数组类型 - 规则的函数参数分配/使用 [英] Array Type - Rules for assignment/use as function parameter
问题描述
当我需要一个数组传递给一个函数,似乎所有的功能下面的声明将工作
when I need to pass an array to a function, it seems all the following declarations of the function will work
void f(int arr[])
void f(int arr[4]) // is this one correct?
本:
int a[]={1,2,3,4};
f(a);
但是,当我将数组分配到另一个阵列,它失败
But when I assign an array to another array, it fails
int a[]={1,2,3,4};
int b[4] = a; // error: array must be initialized with a brace-enclosed initializer
那么,为什么作为函数的参数传递一个数组是好的,但在简单的赋值的RHS使用的是错误的?
So why an array passed as an argument of a function is okay, but used on the rhs of simple assignment is wrong?
推荐答案
有关理解的差异,我们需要了解两种不同的上下文的
For understanding the difference, we need to understand two different contexts.
- 在值的上下文中,类型的数组的名称
T
相当于一个指针键入T
,并等于一个指针数组的第一个元素。 - 在对象的背景下,键入
T
数组的名称不减少的指针。
- In value contexts, the name of an array of type
T
is equivalent to a pointer to typeT
, and is equal to a pointer to the array's first element. - In object contexts, the name of an array of type
T
does not reduce to a pointer.
什么是对象上下文?
在 A = B;
, A
为对象范围内。当你采取一个变量的地址,它在对象上下文的使用。最后,当你使用的sizeof
运营商的一个变量,它的对象上下文中使用。在所有其他情况下,一个变量在数值上下文中使用。
In a = b;
, a
is in object context. When you taken the address of a variable, it's used in object context. Finally, when you use sizeof
operator on a variable, it's used in object context. In all other cases, a variable is used in value context.
现在,我们有这方面的知识,当我们这样做:
Now that we have this knowledge, when we do:
void f(int arr[4]);
是究竟的等同于
void f(int *arr);
当你发现了,我们可以省略函数声明的大小(4以上)。这意味着你可以不知道传递给 F中的数组的大小()
。后来,当你这样做:
int a[]={1,2,3,4};
f(a);
在函数调用,名称 A
是价值的背景下,所以它减少了一个指向 INT
。这是一件好事,因为˚F
期望一个指向 INT
,因此函数定义和使用相匹配。

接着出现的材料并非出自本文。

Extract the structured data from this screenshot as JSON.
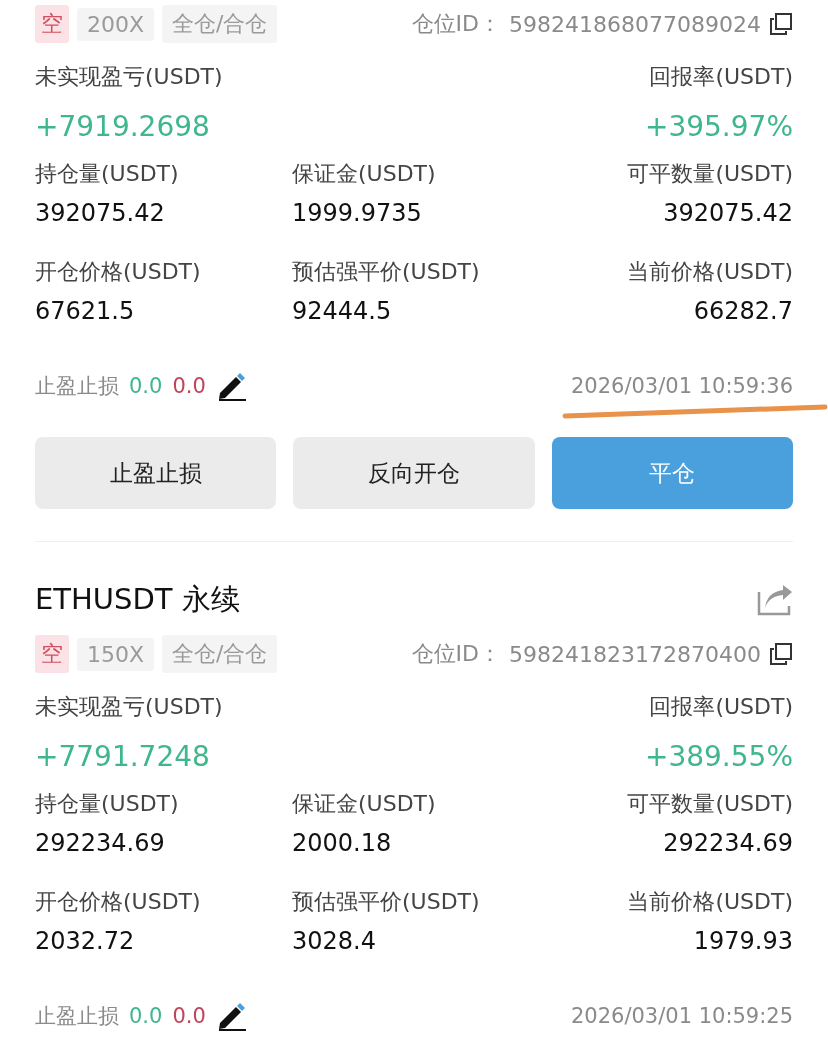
{
  "positions": [
    {
      "side": "空",
      "leverage": "200X",
      "margin_mode": "全仓/合仓",
      "position_id_label": "仓位ID：",
      "position_id": "598241868077089024",
      "pnl_label": "未实现盈亏(USDT)",
      "pnl": "+7919.2698",
      "roe_label": "回报率(USDT)",
      "roe": "+395.97%",
      "stats": [
        {
          "label": "持仓量(USDT)",
          "value": "392075.42"
        },
        {
          "label": "保证金(USDT)",
          "value": "1999.9735"
        },
        {
          "label": "可平数量(USDT)",
          "value": "392075.42"
        },
        {
          "label": "开仓价格(USDT)",
          "value": "67621.5"
        },
        {
          "label": "预估强平价(USDT)",
          "value": "92444.5"
        },
        {
          "label": "当前价格(USDT)",
          "value": "66282.7"
        }
      ],
      "tpsl_label": "止盈止损",
      "take_profit": "0.0",
      "stop_loss": "0.0",
      "time": "2026/03/01 10:59:36",
      "time_underlined": true,
      "buttons": [
        {
          "label": "止盈止损",
          "kind": "secondary"
        },
        {
          "label": "反向开仓",
          "kind": "secondary"
        },
        {
          "label": "平仓",
          "kind": "primary"
        }
      ]
    },
    {
      "symbol": "ETHUSDT 永续",
      "side": "空",
      "leverage": "150X",
      "margin_mode": "全仓/合仓",
      "position_id_label": "仓位ID：",
      "position_id": "598241823172870400",
      "pnl_label": "未实现盈亏(USDT)",
      "pnl": "+7791.7248",
      "roe_label": "回报率(USDT)",
      "roe": "+389.55%",
      "stats": [
        {
          "label": "持仓量(USDT)",
          "value": "292234.69"
        },
        {
          "label": "保证金(USDT)",
          "value": "2000.18"
        },
        {
          "label": "可平数量(USDT)",
          "value": "292234.69"
        },
        {
          "label": "开仓价格(USDT)",
          "value": "2032.72"
        },
        {
          "label": "预估强平价(USDT)",
          "value": "3028.4"
        },
        {
          "label": "当前价格(USDT)",
          "value": "1979.93"
        }
      ],
      "tpsl_label": "止盈止损",
      "take_profit": "0.0",
      "stop_loss": "0.0",
      "time": "2026/03/01 10:59:25"
    }
  ]
}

什么是传递给 F()
是指向 A
(&放的第一要素; A [0]
)
In the function call, the name a
is in value context, so it reduces to a pointer to int
. This is good, because f
expects a pointer to an int
, so the function definition and use match. What is passed to f()
is the pointer to the first element of a
(&a[0]
).
在的情况下
int a[]={1,2,3,4};
int b[4] = a;
名称 B
是在对象上下文中使用,并且不降低到指针。 (顺便说一句, A
这里的是一个值上下文的,并减少了一个指针。)
The name b
is used in a object context, and does not reduce to a pointer. (Incidentally, a
here is in a value context, and reduces to a pointer.)
现在, INT B〔4〕;
指定的4 INT
S吸价值,并给出了名称 b
它。 A
也被分配了类似的存储。所以,实际上,上述转让是指,我要让存储位置相同,previous位置。这是没有意义的。
Now, int b[4];
assigns storage worth of 4 int
s and gives the name b
to it. a
was also assigned similar storage. So, in effect, the above assignment means, "I want to make the storage location the same as the previous location". This doesn't make sense.
如果你想的复制的内容 A
到 B
,那么你可以这样做:
If you want to copy the contents of a
into b
, then you could do:
#include <string.h>
int b[4];
memcpy(b, a, sizeof b);
或者,如果你想要一个指针 B
是指向 A
:
int *b = a;
在这里, A
是价值的背景下,并减少了一个指向 INT
,所以我们可以指定 A
到为int *
。
Here, a
is in value context, and reduces to a pointer to int
, so we can assign a
to an int *
.
最后的初始化数组时的,可以分配给它明确值:
Finally, when initializing an array, you can assign to it explicit values:
int a[] = {1, 2, 3, 4};
下面,一个有4个元素,初始化为1,2,3和4也可以这样做:
Here, a has 4 elements, initialized to 1, 2, 3, and 4. You could also do:
int a[4] = {1, 2, 3, 4};
如果有在列表比数组中元素的数目较少的元素,则这些值的其余部分被取为0:
If there are fewer elements in the list than the number of elements in the array, then the rest of the values are taken to be 0:
int a[4] = {1, 2};
设定 A [2]
和 A [3]
0
这篇关于数组类型 - 规则的函数参数分配/使用的文章就介绍到这了,希望我们推荐的答案对大家有所帮助,也希望大家多多支持IT屋!